Leftover Carrot Halwa can be stored in an airtight container in the refrigerator for up to 3-4 days. Reheat gently on the stovetop or in the microwave.

FAQs

Let’s answer some common questions:

What type of carrots are best for making halwa?
Indian carrots are ideal, but Nantes carrots work well too. Any sweet and tender variety will give you great results.

Can I make Carrot Halwa without a pressure cooker?
Yes, you can! Just cook the carrots in a heavy-bottomed pan with the milk, stirring frequently, until they are soft and the mixture thickens. It will take longer, but it’s definitely doable.

How do I prevent the halwa from sticking to the bottom of the cooker?
Constant stirring is the key! Use a heavy-bottomed pressure cooker or pan, and don’t walk away from it.
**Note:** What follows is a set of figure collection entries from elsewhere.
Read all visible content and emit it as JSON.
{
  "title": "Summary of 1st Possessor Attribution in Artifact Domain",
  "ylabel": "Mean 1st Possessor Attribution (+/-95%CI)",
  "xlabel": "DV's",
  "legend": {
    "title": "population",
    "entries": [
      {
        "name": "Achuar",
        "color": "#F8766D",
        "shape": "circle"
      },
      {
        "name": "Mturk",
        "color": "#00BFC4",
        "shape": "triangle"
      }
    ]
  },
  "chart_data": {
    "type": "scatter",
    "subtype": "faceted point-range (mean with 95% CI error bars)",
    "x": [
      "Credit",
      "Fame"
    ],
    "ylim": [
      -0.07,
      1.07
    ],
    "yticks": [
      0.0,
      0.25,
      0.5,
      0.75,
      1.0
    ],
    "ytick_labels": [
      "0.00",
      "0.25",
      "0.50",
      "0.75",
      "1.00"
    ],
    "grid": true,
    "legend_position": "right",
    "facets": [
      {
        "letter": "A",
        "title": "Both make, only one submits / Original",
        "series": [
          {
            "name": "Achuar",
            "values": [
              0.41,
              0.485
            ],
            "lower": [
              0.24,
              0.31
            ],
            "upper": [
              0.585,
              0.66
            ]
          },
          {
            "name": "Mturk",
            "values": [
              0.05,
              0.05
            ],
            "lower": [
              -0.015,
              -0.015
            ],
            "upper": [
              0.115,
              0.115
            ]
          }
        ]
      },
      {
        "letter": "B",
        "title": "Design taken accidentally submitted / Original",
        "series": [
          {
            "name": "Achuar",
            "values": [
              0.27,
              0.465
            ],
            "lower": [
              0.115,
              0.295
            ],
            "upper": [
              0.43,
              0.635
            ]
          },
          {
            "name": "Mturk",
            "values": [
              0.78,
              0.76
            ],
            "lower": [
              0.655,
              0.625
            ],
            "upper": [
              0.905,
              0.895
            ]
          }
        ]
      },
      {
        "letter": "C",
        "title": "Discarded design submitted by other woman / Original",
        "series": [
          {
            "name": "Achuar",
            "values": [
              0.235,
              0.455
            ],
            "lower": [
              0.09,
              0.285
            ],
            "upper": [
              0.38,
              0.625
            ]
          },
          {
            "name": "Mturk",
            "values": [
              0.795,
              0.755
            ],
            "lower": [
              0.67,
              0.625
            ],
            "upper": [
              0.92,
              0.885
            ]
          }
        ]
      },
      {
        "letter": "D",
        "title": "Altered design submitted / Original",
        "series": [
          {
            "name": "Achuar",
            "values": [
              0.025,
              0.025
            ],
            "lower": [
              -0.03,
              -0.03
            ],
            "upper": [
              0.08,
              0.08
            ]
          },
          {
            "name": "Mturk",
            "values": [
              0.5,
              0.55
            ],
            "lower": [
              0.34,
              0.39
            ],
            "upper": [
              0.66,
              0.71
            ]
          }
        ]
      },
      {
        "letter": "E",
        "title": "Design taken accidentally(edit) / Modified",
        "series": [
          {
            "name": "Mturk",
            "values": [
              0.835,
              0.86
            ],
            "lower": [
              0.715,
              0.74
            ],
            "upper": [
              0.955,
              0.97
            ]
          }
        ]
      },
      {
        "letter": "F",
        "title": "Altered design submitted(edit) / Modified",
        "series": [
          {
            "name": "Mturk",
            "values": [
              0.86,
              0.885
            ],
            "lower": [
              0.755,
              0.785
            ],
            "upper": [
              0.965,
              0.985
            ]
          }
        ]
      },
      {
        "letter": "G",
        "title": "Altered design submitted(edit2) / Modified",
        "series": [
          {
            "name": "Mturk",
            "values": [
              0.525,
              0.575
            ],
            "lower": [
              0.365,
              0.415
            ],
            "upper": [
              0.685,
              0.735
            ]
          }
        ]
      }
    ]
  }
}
Can I add other nuts or dry fruits to this halwa?
Absolutely! Almonds, pistachios, and raisins are all great additions.

How long does Carrot Halwa stay fresh?
Up to 3-4 days in the refrigerator, stored in an airtight container.

What is the best way to roast cashews for halwa?
Roast them in ghee over medium heat, stirring constantly, until they turn golden brown. Watch them carefully – they burn easily!